The muslin torn, from tears of grief,
In vain Aurelia sought relief;
In sighs and plaints she pass’d the day,
The tatter’d frock neglected lay.
While busied at the weavingtrade,
A spider heard the sighing maid,
And kindly stopping, silence broke—
Thus wisely once a spider spoke:

‘Turn, little girl! behold in me,
‘A stimulus to industry.
‘Compare your poignant pangs with mine,
‘Then, tell me, who may most repine?
‘With cause repine; for adverse fate
‘Confirms me still the child of hate.
‘This morning, ere you left your room,
‘The chamber-maid’s remorseless broom,
‘In one sad moment that destroy ‘d
‘Which, erst, some hundred hours employed!

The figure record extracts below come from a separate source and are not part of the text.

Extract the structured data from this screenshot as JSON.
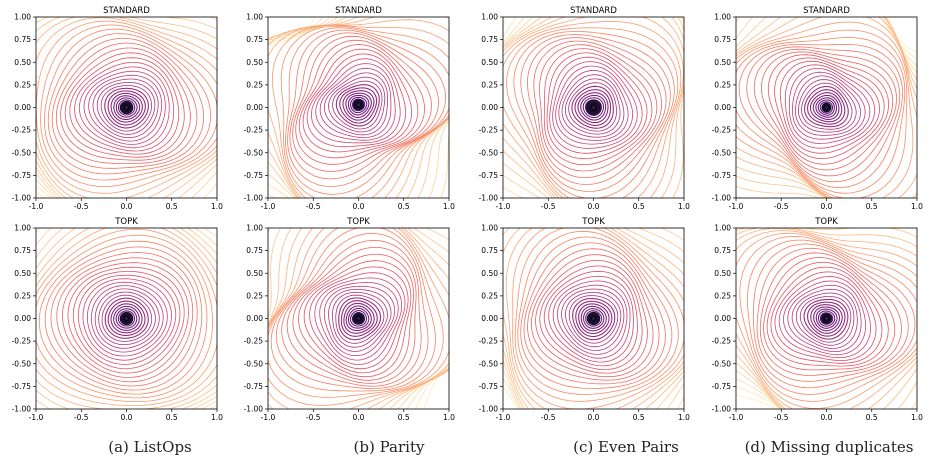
{
  "figure": {
    "captions": [
      "(a) ListOps",
      "(b) Parity",
      "(c) Even Pairs",
      "(d) Missing duplicates"
    ]
  },
  "chart_data": [
    {
      "type": "contour",
      "panel": "(a) ListOps",
      "title": "STANDARD",
      "xlim": [
        -1,
        1
      ],
      "ylim": [
        -1,
        1
      ],
      "xticks": [
        "-1.0",
        "-0.5",
        "0.0",
        "0.5",
        "1.0"
      ],
      "yticks": [
        "-1.00",
        "-0.75",
        "-0.50",
        "-0.25",
        "0.00",
        "0.25",
        "0.50",
        "0.75",
        "1.00"
      ],
      "minimum": [
        0.0,
        0.0
      ],
      "colormap": "magma",
      "basin_radius": 0.3,
      "distortion": 0.18
    },
    {
      "type": "contour",
      "panel": "(b) Parity",
      "title": "STANDARD",
      "xlim": [
        -1,
        1
      ],
      "ylim": [
        -1,
        1
      ],
      "xticks": [
        "-1.0",
        "-0.5",
        "0.0",
        "0.5",
        "1.0"
      ],
      "yticks": [
        "-1.00",
        "-0.75",
        "-0.50",
        "-0.25",
        "0.00",
        "0.25",
        "0.50",
        "0.75",
        "1.00"
      ],
      "minimum": [
        0.0,
        0.03
      ],
      "colormap": "magma",
      "basin_radius": 0.25,
      "distortion": 0.35
    },
    {
      "type": "contour",
      "panel": "(c) Even Pairs",
      "title": "STANDARD",
      "xlim": [
        -1,
        1
      ],
      "ylim": [
        -1,
        1
      ],
      "xticks": [
        "-1.0",
        "-0.5",
        "0.0",
        "0.5",
        "1.0"
      ],
      "yticks": [
        "-1.00",
        "-0.75",
        "-0.50",
        "-0.25",
        "0.00",
        "0.25",
        "0.50",
        "0.75",
        "1.00"
      ],
      "minimum": [
        0.0,
        0.0
      ],
      "colormap": "magma",
      "basin_radius": 0.35,
      "distortion": 0.25
    },
    {
      "type": "contour",
      "panel": "(d) Missing duplicates",
      "title": "STANDARD",
      "xlim": [
        -1,
        1
      ],
      "ylim": [
        -1,
        1
      ],
      "xticks": [
        "-1.0",
        "-0.5",
        "0.0",
        "0.5",
        "1.0"
      ],
      "yticks": [
        "-1.00",
        "-0.75",
        "-0.50",
        "-0.25",
        "0.00",
        "0.25",
        "0.50",
        "0.75",
        "1.00"
      ],
      "minimum": [
        0.0,
        0.0
      ],
      "colormap": "magma",
      "basin_radius": 0.22,
      "distortion": 0.3
    },
    {
      "type": "contour",
      "panel": "(a) ListOps",
      "title": "TOPK",
      "xlim": [
        -1,
        1
      ],
      "ylim": [
        -1,
        1
      ],
      "xticks": [
        "-1.0",
        "-0.5",
        "0.0",
        "0.5",
        "1.0"
      ],
      "yticks": [
        "-1.00",
        "-0.75",
        "-0.50",
        "-0.25",
        "0.00",
        "0.25",
        "0.50",
        "0.75",
        "1.00"
      ],
      "minimum": [
        0.0,
        0.0
      ],
      "colormap": "magma",
      "basin_radius": 0.3,
      "distortion": 0.1
    },
    {
      "type": "contour",
      "panel": "(b) Parity",
      "title": "TOPK",
      "xlim": [
        -1,
        1
      ],
      "ylim": [
        -1,
        1
      ],
      "xticks": [
        "-1.0",
        "-0.5",
        "0.0",
        "0.5",
        "1.0"
      ],
      "yticks": [
        "-1.00",
        "-0.75",
        "-0.50",
        "-0.25",
        "0.00",
        "0.25",
        "0.50",
        "0.75",
        "1.00"
      ],
      "minimum": [
        0.0,
        0.0
      ],
      "colormap": "magma",
      "basin_radius": 0.27,
      "distortion": 0.3
    },
    {
      "type": "contour",
      "panel": "(c) Even Pairs",
      "title": "TOPK",
      "xlim": [
        -1,
        1
      ],
      "ylim": [
        -1,
        1
      ],
      "xticks": [
        "-1.0",
        "-0.5",
        "0.0",
        "0.5",
        "1.0"
      ],
      "yticks": [
        "-1.00",
        "-0.75",
        "-0.50",
        "-0.25",
        "0.00",
        "0.25",
        "0.50",
        "0.75",
        "1.00"
      ],
      "minimum": [
        0.0,
        0.0
      ],
      "colormap": "magma",
      "basin_radius": 0.3,
      "distortion": 0.2
    },
    {
      "type": "contour",
      "panel": "(d) Missing duplicates",
      "title": "TOPK",
      "xlim": [
        -1,
        1
      ],
      "ylim": [
        -1,
        1
      ],
      "xticks": [
        "-1.0",
        "-0.5",
        "0.0",
        "0.5",
        "1.0"
      ],
      "yticks": [
        "-1.00",
        "-0.75",
        "-0.50",
        "-0.25",
        "0.00",
        "0.25",
        "0.50",
        "0.75",
        "1.00"
      ],
      "minimum": [
        0.0,
        0.0
      ],
      "colormap": "magma",
      "basin_radius": 0.25,
      "distortion": 0.25
    }
  ]
}
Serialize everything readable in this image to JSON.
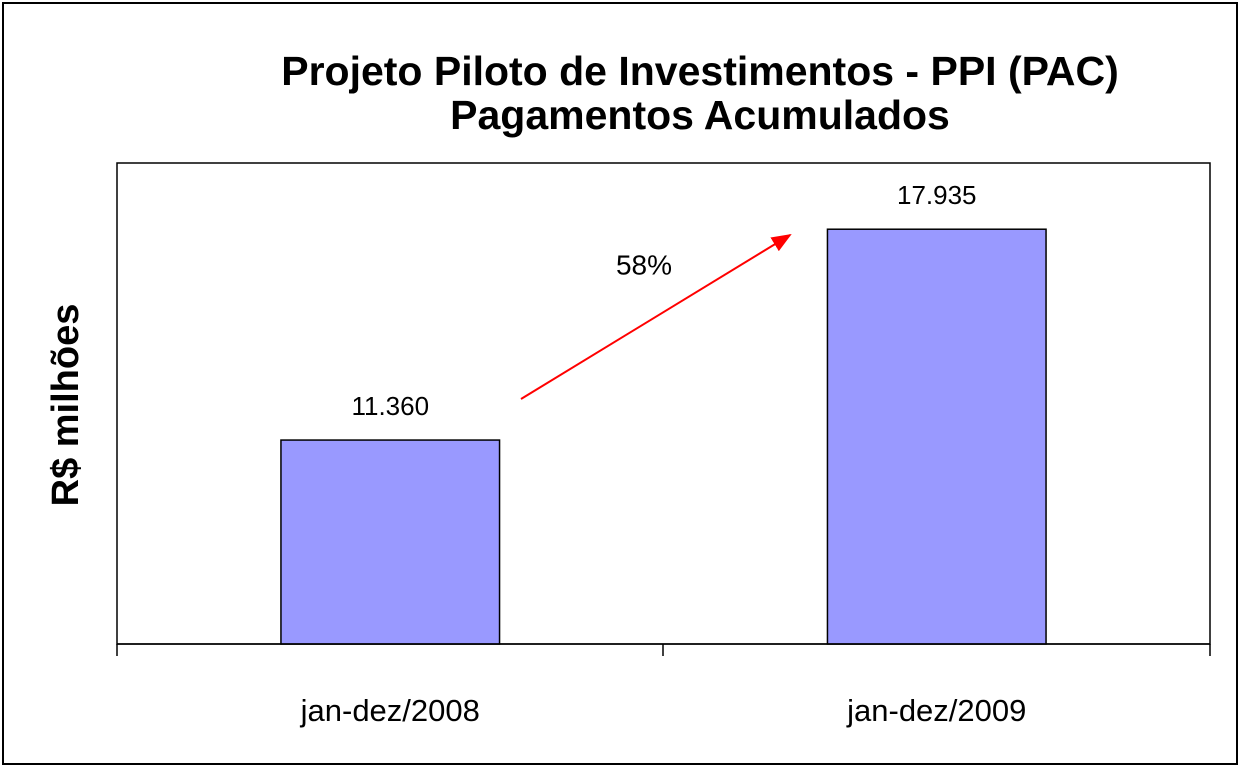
{
  "chart_data": {
    "type": "bar",
    "title": [
      "Projeto Piloto de Investimentos - PPI (PAC)",
      "Pagamentos Acumulados"
    ],
    "y_label": "R$ milhões",
    "categories": [
      "jan-dez/2008",
      "jan-dez/2009"
    ],
    "values": [
      11360,
      17935
    ],
    "value_labels": [
      "11.360",
      "17.935"
    ],
    "color": "#9999ff",
    "ylim": [
      5000,
      20000
    ],
    "annotation": "58%"
  }
}
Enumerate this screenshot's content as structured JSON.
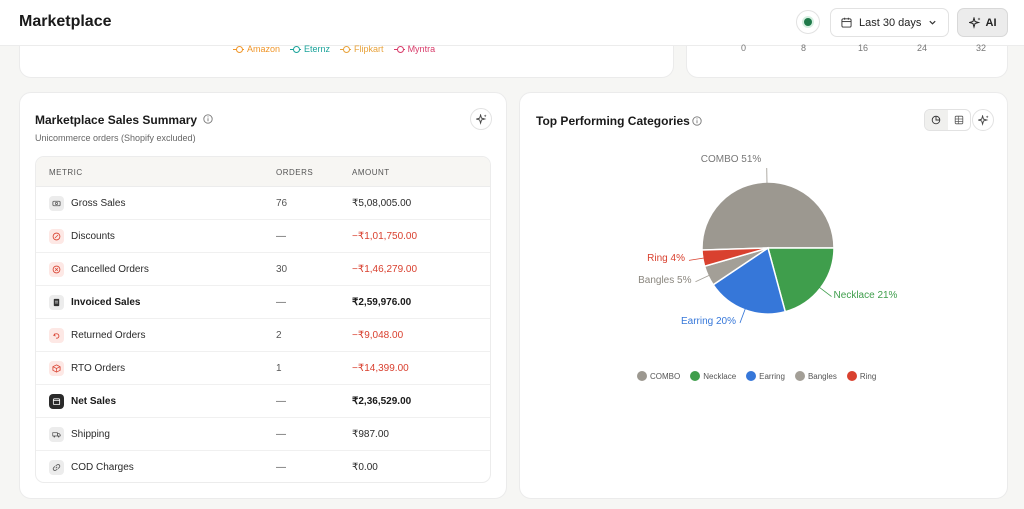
{
  "header": {
    "title": "Marketplace",
    "date_range": "Last 30 days",
    "ai_label": "AI"
  },
  "top_chart": {
    "legend": [
      {
        "name": "Amazon",
        "color": "#f0962a"
      },
      {
        "name": "Eternz",
        "color": "#1aa39a"
      },
      {
        "name": "Flipkart",
        "color": "#e8a23a"
      },
      {
        "name": "Myntra",
        "color": "#d83c6a"
      }
    ],
    "x_ticks": [
      "0",
      "8",
      "16",
      "24",
      "32"
    ]
  },
  "sales_summary": {
    "title": "Marketplace Sales Summary",
    "subtitle": "Unicommerce orders (Shopify excluded)",
    "columns": [
      "METRIC",
      "ORDERS",
      "AMOUNT"
    ],
    "rows": [
      {
        "metric": "Gross Sales",
        "orders": "76",
        "amount": "₹5,08,005.00",
        "icon": "cash-icon",
        "style": "normal"
      },
      {
        "metric": "Discounts",
        "orders": "—",
        "amount": "−₹1,01,750.00",
        "icon": "discount-icon",
        "style": "neg"
      },
      {
        "metric": "Cancelled Orders",
        "orders": "30",
        "amount": "−₹1,46,279.00",
        "icon": "cancel-icon",
        "style": "neg"
      },
      {
        "metric": "Invoiced Sales",
        "orders": "—",
        "amount": "₹2,59,976.00",
        "icon": "invoice-icon",
        "style": "bold"
      },
      {
        "metric": "Returned Orders",
        "orders": "2",
        "amount": "−₹9,048.00",
        "icon": "return-icon",
        "style": "neg"
      },
      {
        "metric": "RTO Orders",
        "orders": "1",
        "amount": "−₹14,399.00",
        "icon": "rto-package-icon",
        "style": "neg"
      },
      {
        "metric": "Net Sales",
        "orders": "—",
        "amount": "₹2,36,529.00",
        "icon": "net-sales-icon",
        "style": "bold"
      },
      {
        "metric": "Shipping",
        "orders": "—",
        "amount": "₹987.00",
        "icon": "truck-icon",
        "style": "normal"
      },
      {
        "metric": "COD Charges",
        "orders": "—",
        "amount": "₹0.00",
        "icon": "link-icon",
        "style": "normal"
      }
    ]
  },
  "categories": {
    "title": "Top Performing Categories"
  },
  "chart_data": {
    "type": "pie",
    "categories": [
      "COMBO",
      "Necklace",
      "Earring",
      "Bangles",
      "Ring"
    ],
    "values": [
      51,
      21,
      20,
      5,
      4
    ],
    "slice_labels": [
      "COMBO 51%",
      "Necklace 21%",
      "Earring 20%",
      "Bangles 5%",
      "Ring 4%"
    ],
    "colors": [
      "#9c9890",
      "#3f9e4c",
      "#3677d9",
      "#a39f97",
      "#d9412f"
    ],
    "legend_position": "bottom"
  }
}
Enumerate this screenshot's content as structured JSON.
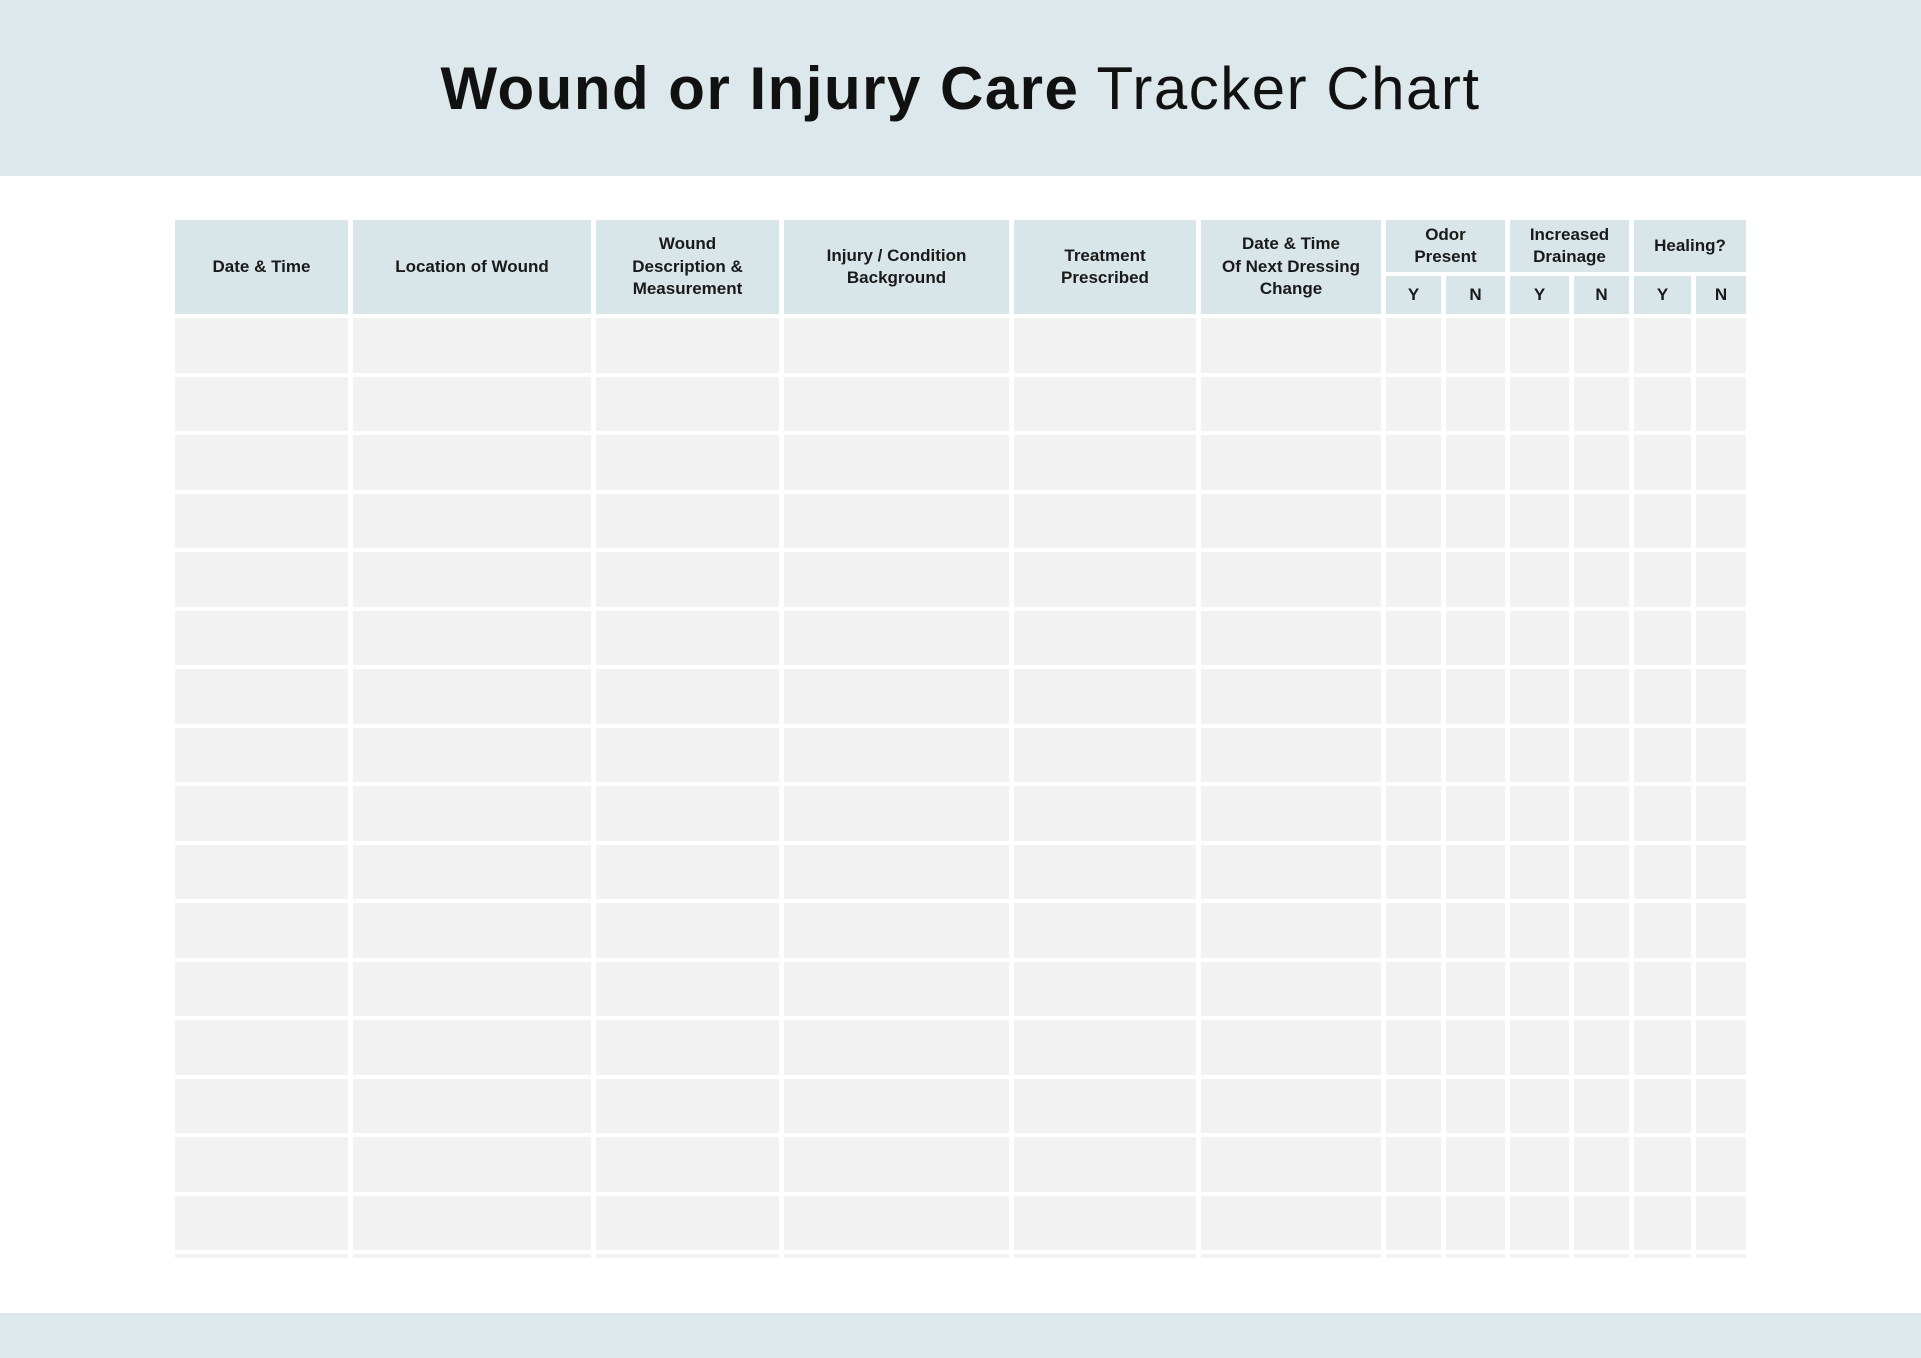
{
  "title": {
    "primary": "Wound or Injury Care",
    "secondary": " Tracker Chart"
  },
  "colors": {
    "banner_bg": "#dce8ec",
    "header_cell_bg": "#d8e5e9",
    "row_cell_bg": "#f2f2f2",
    "page_bg": "#ffffff",
    "text": "#1a1a1a"
  },
  "table": {
    "columns": [
      {
        "id": "date-time",
        "label": "Date & Time"
      },
      {
        "id": "location-of-wound",
        "label": "Location of Wound"
      },
      {
        "id": "wound-description-measurement",
        "label": [
          "Wound",
          "Description &",
          "Measurement"
        ]
      },
      {
        "id": "injury-condition-background",
        "label": [
          "Injury / Condition",
          "Background"
        ]
      },
      {
        "id": "treatment-prescribed",
        "label": [
          "Treatment",
          "Prescribed"
        ]
      },
      {
        "id": "next-dressing-change",
        "label": [
          "Date & Time",
          "Of Next Dressing",
          "Change"
        ]
      }
    ],
    "groups": [
      {
        "id": "odor-present",
        "label": [
          "Odor",
          "Present"
        ],
        "sub": [
          "Y",
          "N"
        ]
      },
      {
        "id": "increased-drainage",
        "label": [
          "Increased",
          "Drainage"
        ],
        "sub": [
          "Y",
          "N"
        ]
      },
      {
        "id": "healing",
        "label": "Healing?",
        "sub": [
          "Y",
          "N"
        ]
      }
    ],
    "row_count": 16,
    "cells_per_row": 12,
    "has_clipped_partial_row": true,
    "row_values": []
  }
}
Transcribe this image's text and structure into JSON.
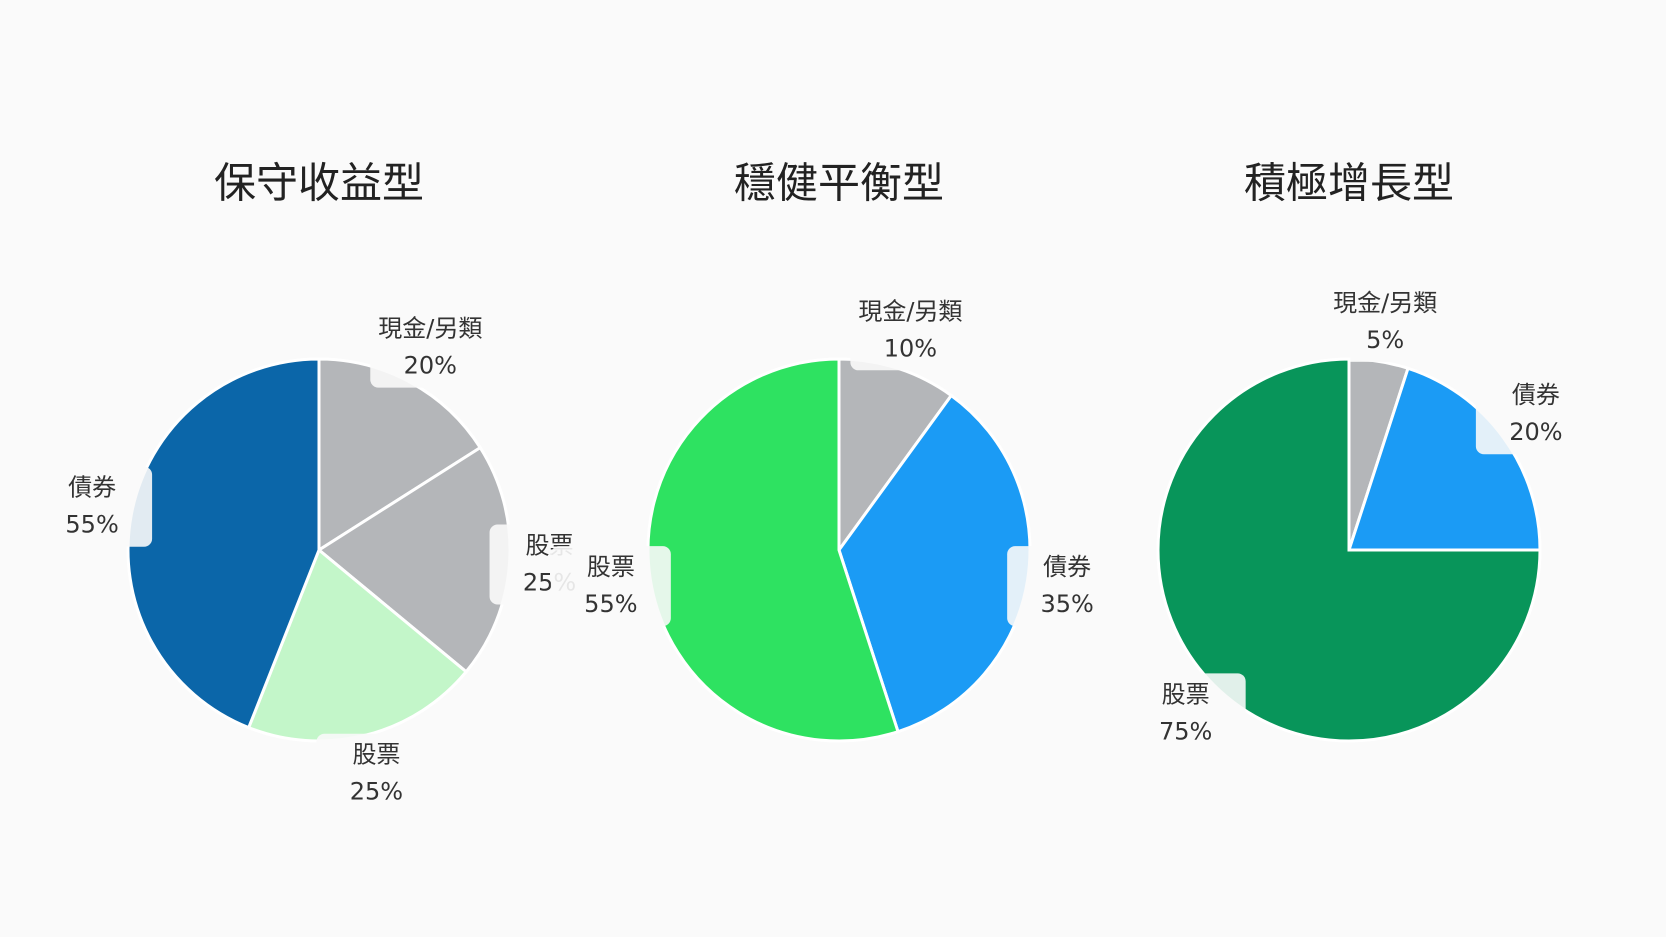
{
  "chart_data": [
    {
      "type": "pie",
      "title": "保守收益型",
      "categories": [
        "現金/另類",
        "股票",
        "股票",
        "債券"
      ],
      "values": [
        20,
        25,
        25,
        55
      ],
      "value_labels": [
        "20%",
        "25%",
        "25%",
        "55%"
      ],
      "colors": [
        "#b4b6b9",
        "#b4b6b9",
        "#c3f6c9",
        "#0b66a9"
      ]
    },
    {
      "type": "pie",
      "title": "穩健平衡型",
      "categories": [
        "現金/另類",
        "債券",
        "股票"
      ],
      "values": [
        10,
        35,
        55
      ],
      "value_labels": [
        "10%",
        "35%",
        "55%"
      ],
      "colors": [
        "#b4b6b9",
        "#1b9bf5",
        "#2ee261"
      ]
    },
    {
      "type": "pie",
      "title": "積極增長型",
      "categories": [
        "現金/另類",
        "債券",
        "股票"
      ],
      "values": [
        5,
        20,
        75
      ],
      "value_labels": [
        "5%",
        "20%",
        "75%"
      ],
      "colors": [
        "#b4b6b9",
        "#1b9bf5",
        "#08955a"
      ]
    }
  ]
}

‘The shock was great; but as my life
‘I sav’d in the relentless strife,
‘I knew lamenting was in vain,
‘And laboured at my task again.
‘This little mansion to restore,
‘I work’d till I could work no more.
‘Chance left a thread; I thither ran,
‘For work’s half done when well began.
‘The filmy cord for me was strong,
‘With eager stride I pac’d along,
‘And, lo! the beauteous web I’ve made,
‘May bid art blush, tho wisdom aid.
‘Thus, if each tear Aurelia’s shed
‘Had been a needle-full of thread;
‘If every sigh of sad despair
‘Had been a stitch, with proper care
‘Clos’d would have been that luckless rent,
‘Nor had the day been thus misspent’.

From: Bayley, Catharine, Vacation evenings, or, Conversations between a governess and her pupils : with the addition of A visitor from Eton : being a series of original poems, tales, and essays : interspersed with illustrative quotations from various authors, ancient and modern, tending to incite emulations, and inculcate moral truth. In three volumes. Volume II, 1809, Longman, Hurst, Rees, and Orme: London, pp. 45-46.